Nissan's assembly plant in Canton, Mississippi, has been the target of UAW organization efforts for well over a year now.
That activity is likely to end, at least for the near future. The 3,500 workers at the plant which makes the Altima, NV, Titan, Murano, and Frontier voted overwhelmingly to reject the UAW's efforts at unionizing the labor workforce.
This may be a watershed moment for the UAW as they have been overwhelmingly incapable of establishing a strong presence in the U.S. South which has been a hot-spot of foreign automotive manufacturing for nearly two decades.
Toyota, Nissan, BMW, Mercedes, Honda, Volkswagen, Hyundai, and Kia now collectively employ over 30,000 workers in the southern states, and the only successful effort the UAW has been able to muster is a small group of approximately 150 employees at the Volkswagen plant in Chattanooga. This group represents less than 1% of those who can vote in a union that has represented American workers since the 1930s.
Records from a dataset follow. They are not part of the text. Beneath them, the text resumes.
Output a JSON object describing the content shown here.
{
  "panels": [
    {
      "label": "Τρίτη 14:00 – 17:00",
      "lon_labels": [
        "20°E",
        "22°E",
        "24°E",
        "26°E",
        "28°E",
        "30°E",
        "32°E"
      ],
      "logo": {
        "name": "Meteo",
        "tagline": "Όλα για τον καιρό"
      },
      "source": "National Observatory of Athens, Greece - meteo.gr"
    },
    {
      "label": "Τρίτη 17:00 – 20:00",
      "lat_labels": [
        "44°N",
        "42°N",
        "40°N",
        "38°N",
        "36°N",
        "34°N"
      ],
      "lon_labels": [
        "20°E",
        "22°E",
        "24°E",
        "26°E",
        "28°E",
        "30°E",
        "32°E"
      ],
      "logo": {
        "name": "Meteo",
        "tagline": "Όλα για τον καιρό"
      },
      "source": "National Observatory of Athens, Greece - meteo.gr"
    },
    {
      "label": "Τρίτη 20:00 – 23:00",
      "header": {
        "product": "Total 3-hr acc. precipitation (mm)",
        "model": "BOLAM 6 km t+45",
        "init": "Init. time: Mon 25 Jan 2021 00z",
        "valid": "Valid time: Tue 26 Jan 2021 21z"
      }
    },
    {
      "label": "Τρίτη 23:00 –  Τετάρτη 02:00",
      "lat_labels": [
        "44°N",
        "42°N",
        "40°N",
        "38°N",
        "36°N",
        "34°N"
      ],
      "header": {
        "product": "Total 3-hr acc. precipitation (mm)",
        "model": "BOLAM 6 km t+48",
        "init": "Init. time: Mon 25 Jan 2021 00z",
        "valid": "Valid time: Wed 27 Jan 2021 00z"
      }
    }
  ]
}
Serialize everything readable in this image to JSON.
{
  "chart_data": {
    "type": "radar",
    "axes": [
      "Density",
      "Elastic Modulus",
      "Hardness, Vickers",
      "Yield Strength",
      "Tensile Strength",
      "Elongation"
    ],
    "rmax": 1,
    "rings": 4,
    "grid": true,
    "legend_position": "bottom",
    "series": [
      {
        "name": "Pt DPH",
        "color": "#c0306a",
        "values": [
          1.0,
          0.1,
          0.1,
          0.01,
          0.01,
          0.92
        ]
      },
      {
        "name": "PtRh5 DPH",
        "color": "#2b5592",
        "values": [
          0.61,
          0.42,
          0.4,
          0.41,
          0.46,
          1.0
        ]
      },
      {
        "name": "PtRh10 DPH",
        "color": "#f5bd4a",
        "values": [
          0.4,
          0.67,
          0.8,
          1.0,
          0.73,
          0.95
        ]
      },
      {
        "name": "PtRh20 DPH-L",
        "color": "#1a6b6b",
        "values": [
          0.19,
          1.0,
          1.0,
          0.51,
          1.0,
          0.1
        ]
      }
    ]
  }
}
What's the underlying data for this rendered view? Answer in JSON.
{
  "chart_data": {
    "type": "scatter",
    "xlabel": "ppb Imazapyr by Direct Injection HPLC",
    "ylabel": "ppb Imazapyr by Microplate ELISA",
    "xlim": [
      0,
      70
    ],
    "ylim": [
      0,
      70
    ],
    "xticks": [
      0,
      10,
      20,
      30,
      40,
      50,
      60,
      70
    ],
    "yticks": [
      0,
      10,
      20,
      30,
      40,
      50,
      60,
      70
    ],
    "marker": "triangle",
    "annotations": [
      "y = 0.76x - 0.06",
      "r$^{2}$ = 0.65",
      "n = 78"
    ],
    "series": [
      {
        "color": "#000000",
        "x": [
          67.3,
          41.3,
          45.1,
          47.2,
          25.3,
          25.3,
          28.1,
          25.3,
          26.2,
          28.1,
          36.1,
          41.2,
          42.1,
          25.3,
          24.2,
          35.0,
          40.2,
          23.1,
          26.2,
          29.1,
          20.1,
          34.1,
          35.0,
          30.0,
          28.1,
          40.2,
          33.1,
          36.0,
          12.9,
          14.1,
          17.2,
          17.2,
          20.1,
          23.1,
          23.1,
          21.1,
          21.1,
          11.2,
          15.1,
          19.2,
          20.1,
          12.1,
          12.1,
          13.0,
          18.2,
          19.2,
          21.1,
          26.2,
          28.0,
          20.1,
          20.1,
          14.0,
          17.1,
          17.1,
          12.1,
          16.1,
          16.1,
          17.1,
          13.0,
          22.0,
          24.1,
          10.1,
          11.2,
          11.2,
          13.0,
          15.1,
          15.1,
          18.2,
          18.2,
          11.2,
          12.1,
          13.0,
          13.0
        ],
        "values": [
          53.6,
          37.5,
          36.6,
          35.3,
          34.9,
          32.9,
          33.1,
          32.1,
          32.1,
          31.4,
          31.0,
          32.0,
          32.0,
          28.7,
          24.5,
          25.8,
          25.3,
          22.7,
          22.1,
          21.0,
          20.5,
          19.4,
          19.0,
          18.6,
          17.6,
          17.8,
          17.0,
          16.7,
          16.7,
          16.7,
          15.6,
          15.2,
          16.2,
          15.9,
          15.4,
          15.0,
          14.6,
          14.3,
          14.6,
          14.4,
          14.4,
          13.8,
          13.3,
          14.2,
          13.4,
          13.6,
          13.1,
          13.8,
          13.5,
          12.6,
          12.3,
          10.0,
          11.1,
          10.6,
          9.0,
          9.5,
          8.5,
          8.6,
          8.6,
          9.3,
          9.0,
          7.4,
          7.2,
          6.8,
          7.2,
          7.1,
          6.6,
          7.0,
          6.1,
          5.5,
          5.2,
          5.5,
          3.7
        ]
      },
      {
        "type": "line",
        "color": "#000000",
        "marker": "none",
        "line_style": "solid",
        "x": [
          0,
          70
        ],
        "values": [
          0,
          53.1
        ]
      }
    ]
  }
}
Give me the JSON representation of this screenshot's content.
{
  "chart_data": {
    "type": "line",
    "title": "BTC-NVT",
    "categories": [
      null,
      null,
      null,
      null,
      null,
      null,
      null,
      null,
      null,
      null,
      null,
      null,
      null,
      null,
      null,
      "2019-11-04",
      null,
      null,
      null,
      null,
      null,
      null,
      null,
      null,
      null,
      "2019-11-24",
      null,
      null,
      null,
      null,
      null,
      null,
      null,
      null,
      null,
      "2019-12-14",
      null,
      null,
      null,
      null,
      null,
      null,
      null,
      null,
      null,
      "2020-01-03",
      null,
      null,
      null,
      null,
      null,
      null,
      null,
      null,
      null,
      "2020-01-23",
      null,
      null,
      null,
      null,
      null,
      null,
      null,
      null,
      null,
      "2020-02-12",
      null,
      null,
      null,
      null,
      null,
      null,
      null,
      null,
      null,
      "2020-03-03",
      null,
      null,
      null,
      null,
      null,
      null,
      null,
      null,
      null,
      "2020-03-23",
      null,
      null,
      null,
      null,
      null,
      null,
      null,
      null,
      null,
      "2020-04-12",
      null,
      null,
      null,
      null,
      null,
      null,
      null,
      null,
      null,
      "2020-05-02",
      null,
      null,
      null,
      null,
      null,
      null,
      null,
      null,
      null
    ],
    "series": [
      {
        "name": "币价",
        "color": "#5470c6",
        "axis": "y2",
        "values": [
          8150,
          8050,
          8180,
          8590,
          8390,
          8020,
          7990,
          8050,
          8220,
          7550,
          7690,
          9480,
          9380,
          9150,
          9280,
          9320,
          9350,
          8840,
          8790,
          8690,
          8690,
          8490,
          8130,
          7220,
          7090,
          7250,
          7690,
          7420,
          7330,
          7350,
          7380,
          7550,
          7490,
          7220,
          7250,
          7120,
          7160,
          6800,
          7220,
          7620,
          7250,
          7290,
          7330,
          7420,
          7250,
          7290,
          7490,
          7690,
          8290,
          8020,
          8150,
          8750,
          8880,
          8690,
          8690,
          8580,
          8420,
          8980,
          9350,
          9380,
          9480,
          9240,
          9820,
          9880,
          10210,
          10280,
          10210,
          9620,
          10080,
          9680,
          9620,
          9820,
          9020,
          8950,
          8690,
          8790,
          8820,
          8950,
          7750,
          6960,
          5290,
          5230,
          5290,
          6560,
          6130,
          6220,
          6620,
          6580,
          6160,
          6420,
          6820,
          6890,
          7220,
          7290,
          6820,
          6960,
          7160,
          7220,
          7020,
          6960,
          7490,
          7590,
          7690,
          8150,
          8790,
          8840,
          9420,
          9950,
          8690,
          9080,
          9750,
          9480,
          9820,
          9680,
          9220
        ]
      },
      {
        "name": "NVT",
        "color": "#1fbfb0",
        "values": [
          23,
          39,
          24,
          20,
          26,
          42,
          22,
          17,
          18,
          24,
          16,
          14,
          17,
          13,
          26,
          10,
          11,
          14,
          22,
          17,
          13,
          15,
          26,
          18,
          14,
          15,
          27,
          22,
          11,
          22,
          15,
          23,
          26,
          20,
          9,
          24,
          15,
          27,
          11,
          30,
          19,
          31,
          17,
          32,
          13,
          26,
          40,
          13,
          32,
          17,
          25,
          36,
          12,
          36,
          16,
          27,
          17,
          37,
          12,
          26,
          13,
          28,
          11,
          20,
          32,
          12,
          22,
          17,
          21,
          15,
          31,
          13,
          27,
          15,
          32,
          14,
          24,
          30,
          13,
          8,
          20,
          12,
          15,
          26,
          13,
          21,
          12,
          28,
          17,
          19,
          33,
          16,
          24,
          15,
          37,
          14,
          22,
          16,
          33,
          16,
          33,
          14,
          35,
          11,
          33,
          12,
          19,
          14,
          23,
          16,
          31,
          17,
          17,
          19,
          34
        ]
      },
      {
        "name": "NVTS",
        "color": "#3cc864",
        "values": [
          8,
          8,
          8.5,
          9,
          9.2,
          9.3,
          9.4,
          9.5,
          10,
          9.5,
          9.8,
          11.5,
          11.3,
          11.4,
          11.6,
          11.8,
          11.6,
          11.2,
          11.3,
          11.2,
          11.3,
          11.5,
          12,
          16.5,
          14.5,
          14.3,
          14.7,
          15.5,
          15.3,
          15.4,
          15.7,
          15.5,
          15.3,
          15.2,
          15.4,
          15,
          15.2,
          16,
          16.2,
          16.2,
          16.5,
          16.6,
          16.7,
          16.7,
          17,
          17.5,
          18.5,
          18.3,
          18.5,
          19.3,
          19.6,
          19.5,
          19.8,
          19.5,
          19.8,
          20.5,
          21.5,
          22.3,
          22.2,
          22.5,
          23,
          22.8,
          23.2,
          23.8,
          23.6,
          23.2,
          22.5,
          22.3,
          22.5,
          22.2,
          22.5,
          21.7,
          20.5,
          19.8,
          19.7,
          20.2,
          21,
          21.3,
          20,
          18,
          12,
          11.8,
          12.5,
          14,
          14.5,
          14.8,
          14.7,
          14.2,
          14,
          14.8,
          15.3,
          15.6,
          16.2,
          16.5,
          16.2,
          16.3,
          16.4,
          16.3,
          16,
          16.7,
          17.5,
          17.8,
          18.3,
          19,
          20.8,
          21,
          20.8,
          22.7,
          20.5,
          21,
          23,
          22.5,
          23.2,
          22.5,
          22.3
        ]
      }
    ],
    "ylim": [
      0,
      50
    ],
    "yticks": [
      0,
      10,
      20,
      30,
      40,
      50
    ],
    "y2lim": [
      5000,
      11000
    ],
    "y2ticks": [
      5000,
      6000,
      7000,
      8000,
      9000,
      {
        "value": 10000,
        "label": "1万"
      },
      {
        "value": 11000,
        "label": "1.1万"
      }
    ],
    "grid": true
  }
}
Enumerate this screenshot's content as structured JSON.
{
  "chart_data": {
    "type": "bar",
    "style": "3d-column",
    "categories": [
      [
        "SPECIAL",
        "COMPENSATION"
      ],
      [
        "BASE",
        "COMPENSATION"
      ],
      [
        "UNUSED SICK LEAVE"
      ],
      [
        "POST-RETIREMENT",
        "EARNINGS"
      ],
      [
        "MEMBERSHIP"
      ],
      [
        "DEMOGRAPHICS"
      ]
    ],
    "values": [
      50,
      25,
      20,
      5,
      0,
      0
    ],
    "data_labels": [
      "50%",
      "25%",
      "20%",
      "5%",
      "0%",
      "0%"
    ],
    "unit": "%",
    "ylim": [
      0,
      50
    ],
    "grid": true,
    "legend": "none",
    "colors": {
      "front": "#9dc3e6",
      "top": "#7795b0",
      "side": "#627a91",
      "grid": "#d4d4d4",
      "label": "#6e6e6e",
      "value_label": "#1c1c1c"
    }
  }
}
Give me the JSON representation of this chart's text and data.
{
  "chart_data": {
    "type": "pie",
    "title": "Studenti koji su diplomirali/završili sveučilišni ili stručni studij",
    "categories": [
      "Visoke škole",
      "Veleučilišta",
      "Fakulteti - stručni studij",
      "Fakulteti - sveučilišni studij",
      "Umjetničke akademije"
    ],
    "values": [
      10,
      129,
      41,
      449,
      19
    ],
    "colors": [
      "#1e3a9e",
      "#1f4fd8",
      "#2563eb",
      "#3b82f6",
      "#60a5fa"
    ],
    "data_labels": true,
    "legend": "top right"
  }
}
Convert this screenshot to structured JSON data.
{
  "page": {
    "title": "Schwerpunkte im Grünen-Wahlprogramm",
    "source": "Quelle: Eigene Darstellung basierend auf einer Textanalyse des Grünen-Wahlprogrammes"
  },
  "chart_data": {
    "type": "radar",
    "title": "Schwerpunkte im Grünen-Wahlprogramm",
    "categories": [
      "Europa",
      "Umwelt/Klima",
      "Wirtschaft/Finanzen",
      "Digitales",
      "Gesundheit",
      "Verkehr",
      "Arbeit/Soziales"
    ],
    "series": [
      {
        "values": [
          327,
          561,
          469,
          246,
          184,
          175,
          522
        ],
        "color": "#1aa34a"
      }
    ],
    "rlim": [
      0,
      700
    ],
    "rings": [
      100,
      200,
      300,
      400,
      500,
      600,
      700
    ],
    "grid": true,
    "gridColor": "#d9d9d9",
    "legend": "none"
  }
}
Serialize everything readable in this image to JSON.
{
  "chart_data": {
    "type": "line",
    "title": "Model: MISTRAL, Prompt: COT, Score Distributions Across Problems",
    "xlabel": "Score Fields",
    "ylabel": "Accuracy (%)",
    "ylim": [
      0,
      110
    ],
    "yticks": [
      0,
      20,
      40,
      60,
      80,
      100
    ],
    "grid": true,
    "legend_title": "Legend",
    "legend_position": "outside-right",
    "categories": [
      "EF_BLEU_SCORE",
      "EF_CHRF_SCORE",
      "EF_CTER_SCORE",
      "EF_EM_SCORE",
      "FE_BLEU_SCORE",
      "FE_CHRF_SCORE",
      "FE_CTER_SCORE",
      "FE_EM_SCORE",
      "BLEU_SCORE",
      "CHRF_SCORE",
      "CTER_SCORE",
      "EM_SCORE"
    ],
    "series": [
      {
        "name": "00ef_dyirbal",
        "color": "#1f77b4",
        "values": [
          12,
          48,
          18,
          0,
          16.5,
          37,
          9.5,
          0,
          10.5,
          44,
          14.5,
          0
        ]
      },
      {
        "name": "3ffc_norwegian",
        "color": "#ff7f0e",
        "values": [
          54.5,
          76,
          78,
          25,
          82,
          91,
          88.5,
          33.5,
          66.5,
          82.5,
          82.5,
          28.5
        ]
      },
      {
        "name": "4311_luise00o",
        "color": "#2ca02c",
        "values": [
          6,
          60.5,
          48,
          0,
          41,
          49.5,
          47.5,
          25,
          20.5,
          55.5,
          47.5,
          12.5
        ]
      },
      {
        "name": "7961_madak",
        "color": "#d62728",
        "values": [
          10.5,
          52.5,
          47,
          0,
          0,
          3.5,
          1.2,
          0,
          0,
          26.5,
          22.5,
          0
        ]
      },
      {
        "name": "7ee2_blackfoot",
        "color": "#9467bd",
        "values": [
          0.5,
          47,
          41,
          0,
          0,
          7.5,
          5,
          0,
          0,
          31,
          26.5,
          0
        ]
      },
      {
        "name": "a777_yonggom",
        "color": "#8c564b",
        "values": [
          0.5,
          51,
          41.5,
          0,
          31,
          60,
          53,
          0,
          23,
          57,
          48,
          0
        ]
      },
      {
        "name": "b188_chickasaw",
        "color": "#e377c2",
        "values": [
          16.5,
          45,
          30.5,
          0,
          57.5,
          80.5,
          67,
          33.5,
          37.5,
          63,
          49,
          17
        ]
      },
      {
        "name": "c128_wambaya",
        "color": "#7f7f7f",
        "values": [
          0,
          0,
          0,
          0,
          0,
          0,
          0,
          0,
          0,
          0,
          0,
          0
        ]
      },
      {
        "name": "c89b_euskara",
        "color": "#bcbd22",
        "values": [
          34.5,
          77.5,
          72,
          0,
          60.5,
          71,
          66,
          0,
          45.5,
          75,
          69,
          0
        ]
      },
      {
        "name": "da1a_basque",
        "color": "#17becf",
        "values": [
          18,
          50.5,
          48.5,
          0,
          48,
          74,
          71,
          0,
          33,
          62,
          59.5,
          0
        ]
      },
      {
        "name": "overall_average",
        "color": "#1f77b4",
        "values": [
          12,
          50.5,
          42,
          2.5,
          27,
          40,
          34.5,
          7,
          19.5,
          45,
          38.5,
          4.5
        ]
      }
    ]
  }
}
This time the UAW aligned themselves with a rather eclectic group of supporters - from Danny Glover to Bernie Sanders.
Yet despite the efforts of the populist and the (once) popular, the Canton plant voted by well over a 60% margin to remain a non-union operation. The UAW is now in a far weaker position with domestic automakers as they head to upcoming negotiations with GM, Ford, and Chrysler with a shrinking union base and virtually no organization successes for the entire decade.